The past decade has seen the two powerful technologies of computing and telecommunications converge into one field of operations that has drawn into its embrace other electronic media, including video, sound synthesis, remote-sensing, and a variety of cybernetic systems. These phenomena are exerting enormous influence upon society and on individual behaviour; they seem increasingly to be calling into question the very nature of what it is to be human, to be creative, to think and to perceive, and indeed our relationship to each other and to the planet as a whole. The “telematic culture” that accompanies the new developments consists of a set of behaviours, ideas, media, values, and objectives that are significantly unlike those that have shaped society since the Enlightenment. New cultural and scientific metaphors and paradigms are being generated, new models and representations of reality are being invented, new expressive means are being manufactured. 

Telematics is a term used to designate computer-mediated communications networking involving telephone, cable, and satellite links between geographically dispersed individuals and institutions that are interfaced to data-processing systems, remote sensing devices, and capacious data storage banks (1). It involves the technology of interaction among human beings and between the human mind and artificial systems of intelligence and perception. The individual user of networks is always potentially involved in a global net, and the world is always potentially in a state of interaction with the individual. Thus, across the vast spread of telematics networks worldwide, the quantity of data processed and the density of information exchanged is incalculable. The ubiquitous efficacy of the telematic medium is not in doubt, but the question in human terms, from the point of view of culture and creativity, is: What is the content?

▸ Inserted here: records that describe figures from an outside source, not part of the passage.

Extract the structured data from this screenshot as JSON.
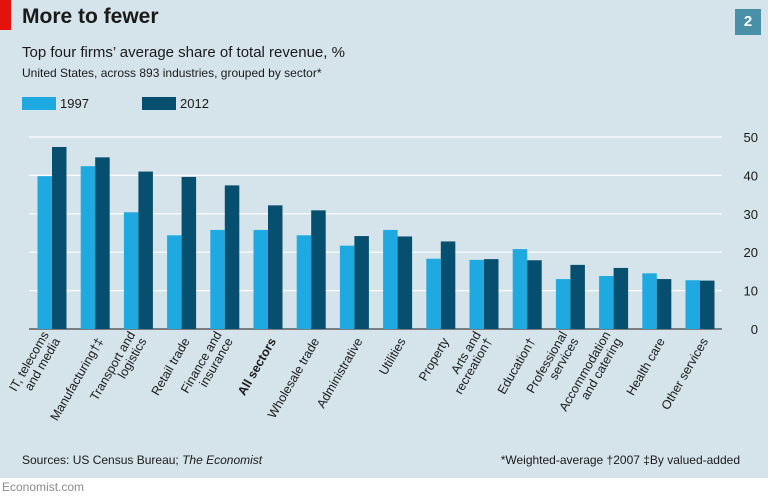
{
  "title": "More to fewer",
  "badge": "2",
  "subtitle": "Top four firms’ average share of total revenue, %",
  "subtitle2": "United States, across 893 industries, grouped by sector*",
  "source_prefix": "Sources: US Census Bureau; ",
  "source_italic": "The Economist",
  "notes": "*Weighted-average   †2007   ‡By valued-added",
  "footer": "Economist.com",
  "colors": {
    "series_1997": "#1ea9e1",
    "series_2012": "#074f6e",
    "background": "#d5e3ea",
    "accent": "#e3120b",
    "badge": "#4a8fa8"
  },
  "chart_data": {
    "type": "bar",
    "title": "Top four firms’ average share of total revenue, %",
    "xlabel": "",
    "ylabel": "",
    "ylim": [
      0,
      50
    ],
    "yticks": [
      0,
      10,
      20,
      30,
      40,
      50
    ],
    "grid": true,
    "legend": "top-left",
    "categories": [
      "IT, telecoms and media",
      "Manufacturing†‡",
      "Transport and logistics",
      "Retail trade",
      "Finance and insurance",
      "All sectors",
      "Wholesale trade",
      "Administrative",
      "Utilities",
      "Property",
      "Arts and recreation†",
      "Education†",
      "Professional services",
      "Accommodation and catering",
      "Health care",
      "Other services"
    ],
    "category_lines": [
      [
        "IT, telecoms",
        "and media"
      ],
      [
        "Manufacturing†‡"
      ],
      [
        "Transport and",
        "logistics"
      ],
      [
        "Retail trade"
      ],
      [
        "Finance and",
        "insurance"
      ],
      [
        "All sectors"
      ],
      [
        "Wholesale trade"
      ],
      [
        "Administrative"
      ],
      [
        "Utilities"
      ],
      [
        "Property"
      ],
      [
        "Arts and",
        "recreation†"
      ],
      [
        "Education†"
      ],
      [
        "Professional",
        "services"
      ],
      [
        "Accommodation",
        "and catering"
      ],
      [
        "Health care"
      ],
      [
        "Other services"
      ]
    ],
    "bold_category": "All sectors",
    "series": [
      {
        "name": "1997",
        "values": [
          39.8,
          42.4,
          30.4,
          24.4,
          25.8,
          25.8,
          24.4,
          21.7,
          25.8,
          18.3,
          18.0,
          20.8,
          13.0,
          13.8,
          14.5,
          12.7
        ]
      },
      {
        "name": "2012",
        "values": [
          47.4,
          44.7,
          41.0,
          39.6,
          37.4,
          32.2,
          30.9,
          24.2,
          24.1,
          22.8,
          18.2,
          17.9,
          16.7,
          15.9,
          13.0,
          12.6
        ]
      }
    ]
  }
}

This question, which seems to be at the heart of many critiques of art involving computers and telecommunications, suggests deep-seated fears of the machine coming to dominate the human will and of a technological formalism erasing human content and values. Apart from all the particulars of personal histories, of dreams, desires, and anxieties that inform the content of art’s rich repertoire, the question, in essence, is asking: Is there love in the telematic embrace?